Dr Hedaya found himself treating his patients for depression, only to discover their progress sabotaged by a whole new set of problems:

“They gained weight – sometimes so much that they resigned themselves to the sidelines of social life. Their sex drives deserted them – love relationships and marriages foundered amid sexual apathy and dysfunction. Most critically, they lacked the energy to keep up with their jobs and fully engage the everyday challenges of life. Over and over again, patients told me that although their depression was controlled, they could not fully enjoy life.”

Dr Hedaya believes that we should not have to resign ourselves to half a life simply because of our medication. Now here’s the catch – his prescription amounts to dietetic boot camp. It’s all laid out in “The Antidepressant Survival Program: How to Beat the Side Effects and Enhance the Benefits of Your Medication (Crown Publishers).”

First, toss out that bagel and coffee in the morning, then bid a tender farewell to that Cherry Garcia ice cream. Now say hello to more protein, folates, unrefined foods, and omega-3 fats. Each meal of the day is based on roughly one third protein to two thirds carbohydrates (with fruit and vegetables counting as carbohydrates). A typical dinner might be four ounces of chicken or fish with brown rice and vegetables topped off by fruit and cheese. Breakfast might be based around an egg, and lunch tuna fish.

Call it homage to the pancreas, if you like, which is typically thrown out of whack by sugars and carbohydrates.

Sugar tends to give the body a quick energy rush followed by an inevitable crash, leaving one sluggish and at the mercy of an unrelenting series of compelling sugar cravings. The pancreas is so confused at this stage that it indiscriminately pumps insulin into the system, which brings on a vicious cycle of eating and overeating, with the pounds piling on and the energy dropping off.

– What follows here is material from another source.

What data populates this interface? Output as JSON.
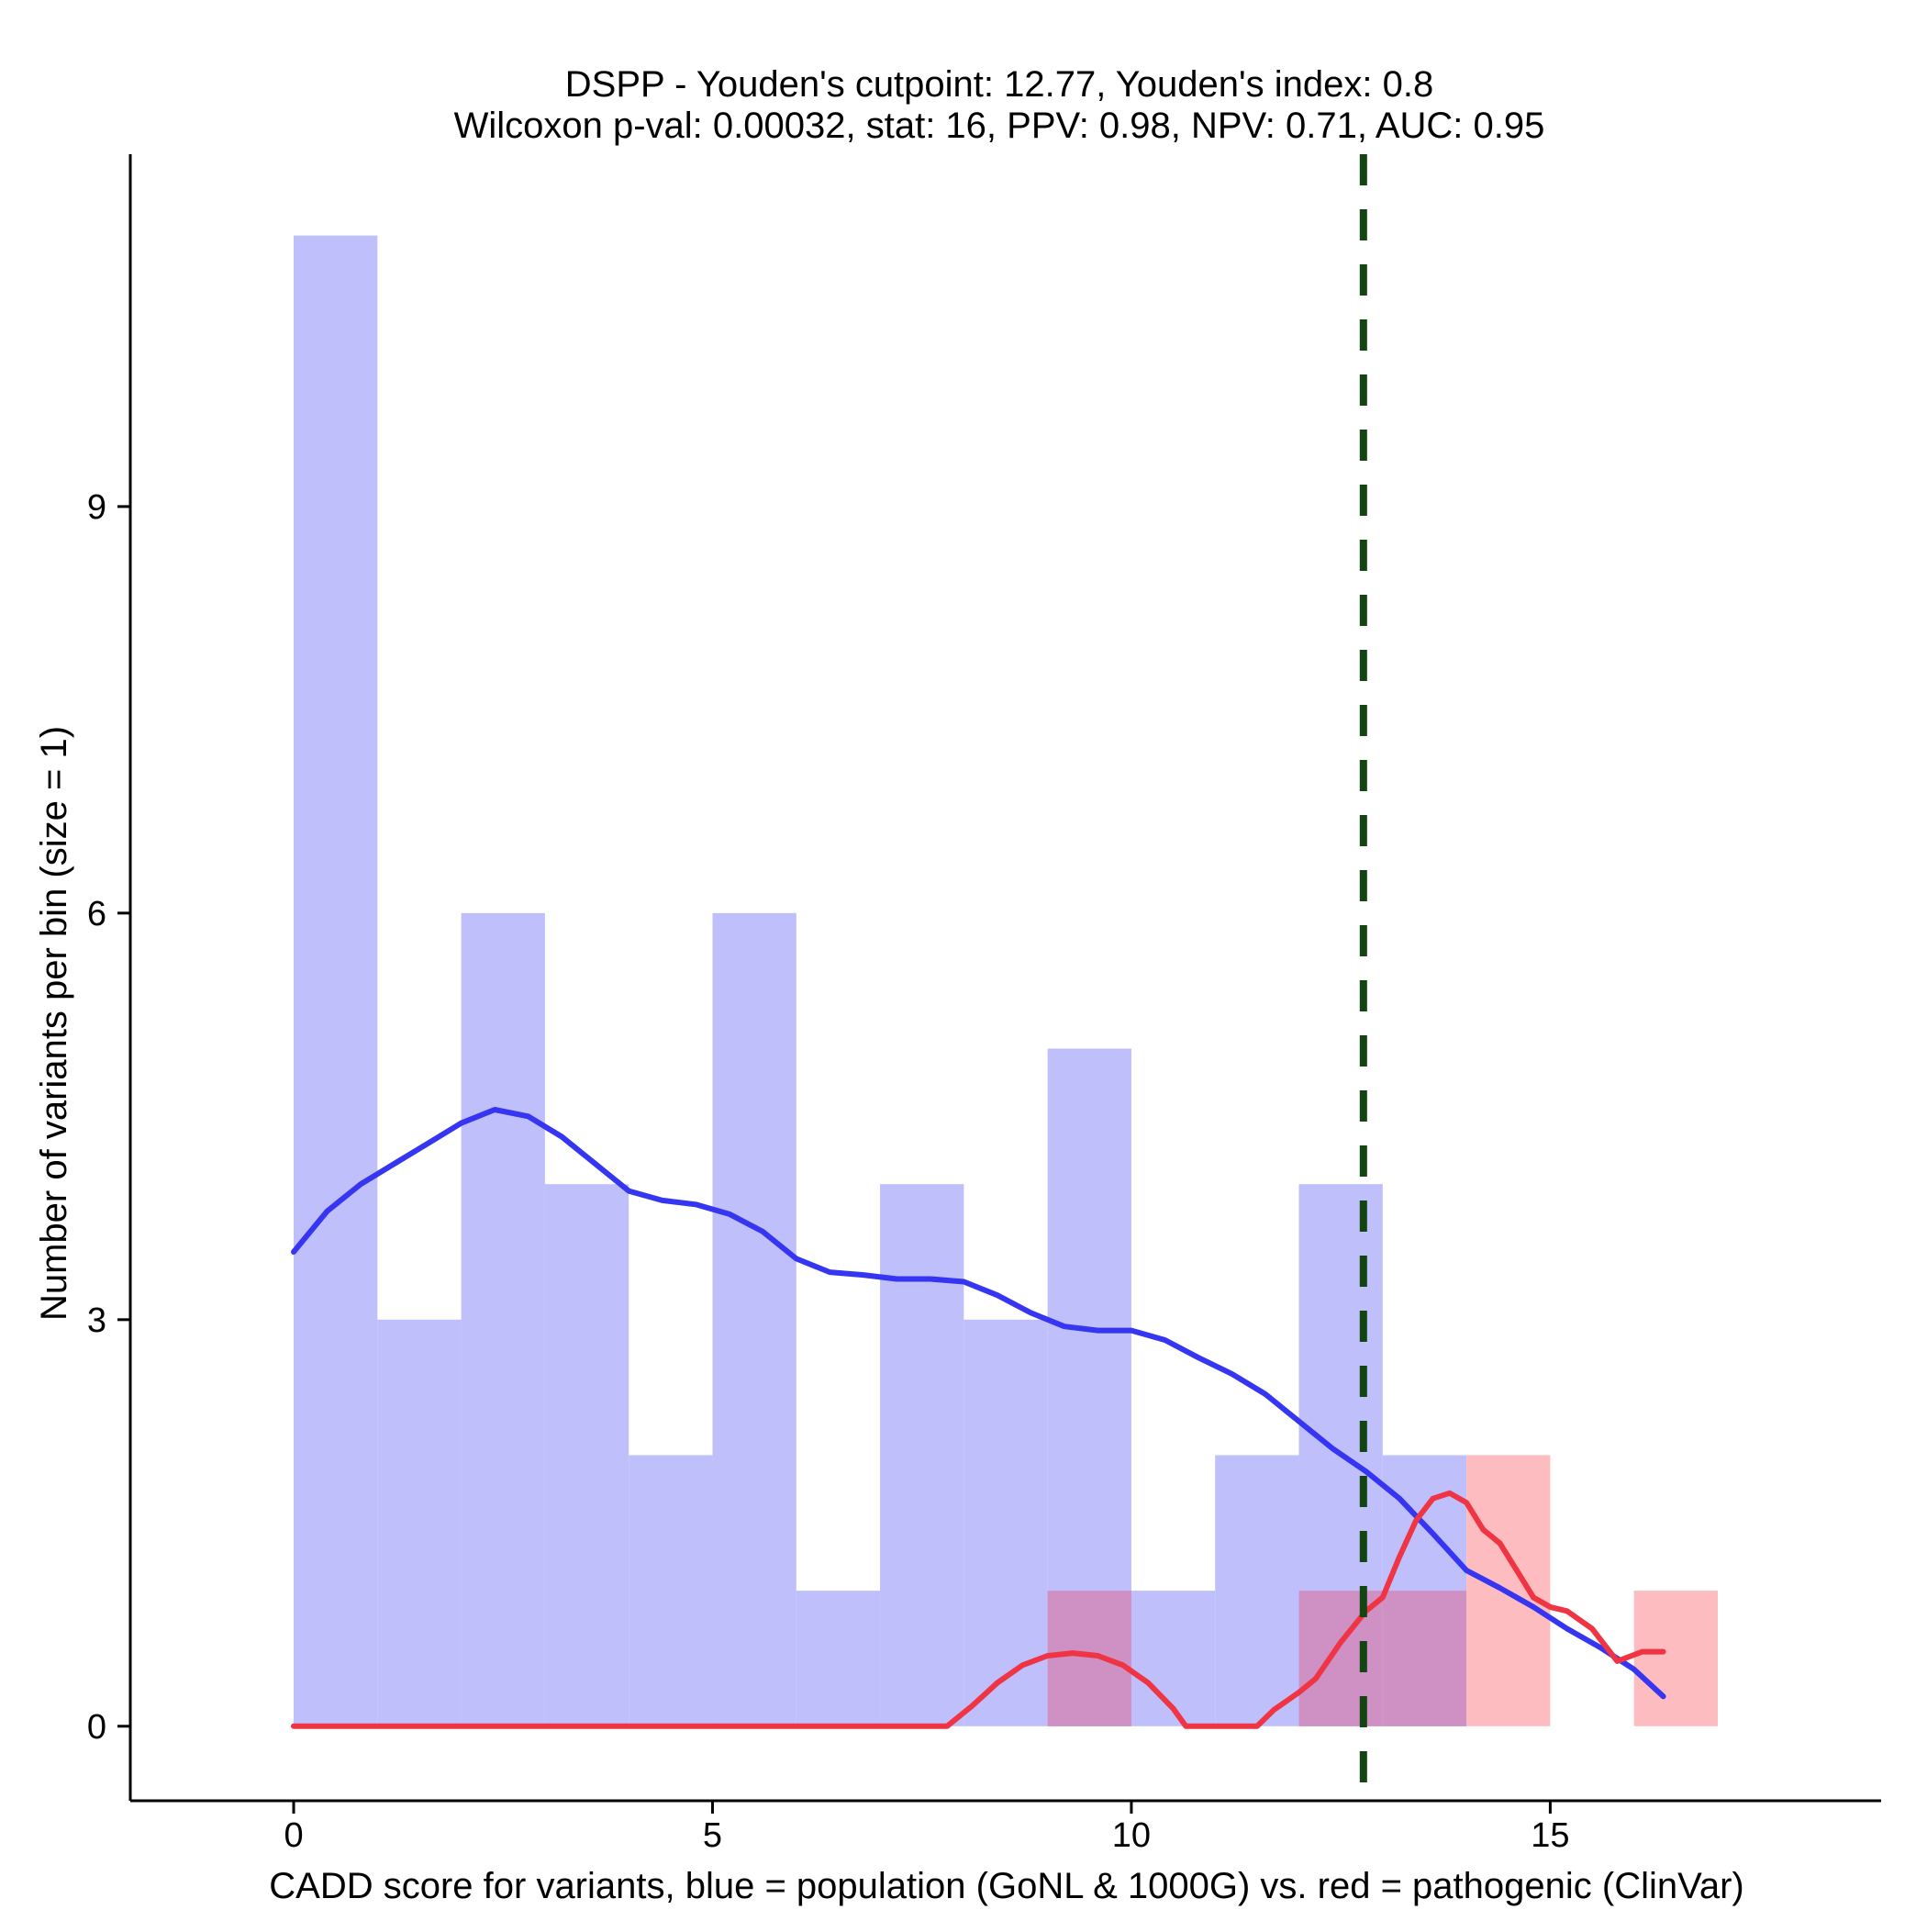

Carbohydrates should be seen as slow-acting sugars. That bagel in the morning is going to be converted into sugar, which doesn’t bode well for the rest of your day. Carbohydrate cravings can be as destructive as sugar cravings. True, there is real food value in many carbohydrates, but people taking antidepressants need to be on guard.

Protein, because it digests slowly, has a way of smoothing the system’s highs and lows, and eventually reduces the destructive cravings that leave one feeling fat and sluggish. The ironclad rule here is to have protein with every carbohydrate. Thus, if you are reaching for an English muffin (whole wheat, of course) you should be topping it with tuna or peanut butter or cheese.

Alcohol and tobacco, needless to say, are taboo, and so is caffeine, which triggers the release of adrenaline and signals the liver to release sugar into the bloodstream. Caffeine also stays in the system for two days, which can disrupt sleep.

Tied into the diet is a common sense exercise regime.

Those who try the program may feel headachy and drowsy for the first two or three days, but Dr Hedaya claims an 80 percent success rate for those who stick with it, and that after four or five days, the dreaded sugar and carbohydrate cravings begin dropping off and energy starts returning.

If the program sounds excessively rigid and Spartan, it pays to bear in mind that we are not just fighting our depressions, we are also fighting our antidepressants. Robert Hedaya, it seems, is the first doctor to recognize this critical fact.